ダービーマッチの真髄
61分には左SBに位置した明本から鈴木がボールを奪ってエリアへ突進し、アントラーズがリードを奪い返してもおかしくはなかった。だが鈴木はボールを上田綺世へ届けることはできず、突然訪れたチャンスは突然失われた。
その後はレッズも徐々に勢いを強め、かなり良い形でボールを持ちボールを動かすことができるようになっていく。相手の陣形を広げ、疲れ始めてきたアントラーズの選手たちが人数をかけてプレスを仕掛けるのを難しくしていた。
82分に松尾佑介が投入されると、不規則な動きや果敢なドリブルですぐに鹿島を悩ませ始める。だが出場10分後にはキャスパー・ユンカーへの折り返しではなくシュートを選択してクォン・スンテに阻まれ、勝ち点3獲得の絶好機を逃してしまった。
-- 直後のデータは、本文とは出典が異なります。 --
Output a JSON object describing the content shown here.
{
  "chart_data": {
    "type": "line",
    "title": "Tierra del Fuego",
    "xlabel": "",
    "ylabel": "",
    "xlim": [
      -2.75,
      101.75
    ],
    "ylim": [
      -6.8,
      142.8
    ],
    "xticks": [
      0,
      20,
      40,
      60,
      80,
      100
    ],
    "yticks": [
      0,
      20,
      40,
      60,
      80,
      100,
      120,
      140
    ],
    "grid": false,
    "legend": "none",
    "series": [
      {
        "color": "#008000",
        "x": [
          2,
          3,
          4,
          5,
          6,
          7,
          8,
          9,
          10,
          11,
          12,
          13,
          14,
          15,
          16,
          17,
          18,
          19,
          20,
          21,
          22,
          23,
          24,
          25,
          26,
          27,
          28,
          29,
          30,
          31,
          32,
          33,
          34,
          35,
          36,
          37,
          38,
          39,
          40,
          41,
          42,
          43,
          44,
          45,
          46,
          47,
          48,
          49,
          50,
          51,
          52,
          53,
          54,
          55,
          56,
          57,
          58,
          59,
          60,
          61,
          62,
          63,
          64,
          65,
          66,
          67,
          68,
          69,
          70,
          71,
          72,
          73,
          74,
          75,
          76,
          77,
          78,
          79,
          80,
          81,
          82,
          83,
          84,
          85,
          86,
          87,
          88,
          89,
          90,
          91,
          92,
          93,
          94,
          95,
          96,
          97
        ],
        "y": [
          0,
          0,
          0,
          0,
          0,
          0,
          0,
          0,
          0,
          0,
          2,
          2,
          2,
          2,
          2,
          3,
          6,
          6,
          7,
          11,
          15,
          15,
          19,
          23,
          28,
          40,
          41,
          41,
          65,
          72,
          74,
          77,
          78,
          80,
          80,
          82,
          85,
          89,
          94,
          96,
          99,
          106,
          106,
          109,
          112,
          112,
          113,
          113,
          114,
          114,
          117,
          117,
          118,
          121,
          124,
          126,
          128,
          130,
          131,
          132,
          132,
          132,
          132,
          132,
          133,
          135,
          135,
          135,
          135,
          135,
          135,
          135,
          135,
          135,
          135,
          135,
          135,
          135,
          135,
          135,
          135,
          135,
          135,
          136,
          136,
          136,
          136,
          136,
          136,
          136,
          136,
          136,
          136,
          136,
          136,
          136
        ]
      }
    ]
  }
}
ユンカーはチャンスが消え去ったことに信じられない様子であり、また松尾の見せたリアクションも、自分が何をすべきだったのか十分に痛感しているかのようだった。その3分後には岩尾憲が味方のミスを帳消しにするかと思われたが、エリア手前から放った豪快な一撃はクロスバーを直撃。さらにユンカーもゴールを捉えかけたシュートを安西幸輝にブロックされてしまった。
2つのチームはどちらも決勝点を求めて奮闘し続けており、終了のホイッスルを聴きたがってはいなかった。それでも数秒後には西村主審が戦いの終わりを告げる。なるべくしてなった結末だった。
これこそがダービーマッチというものだ。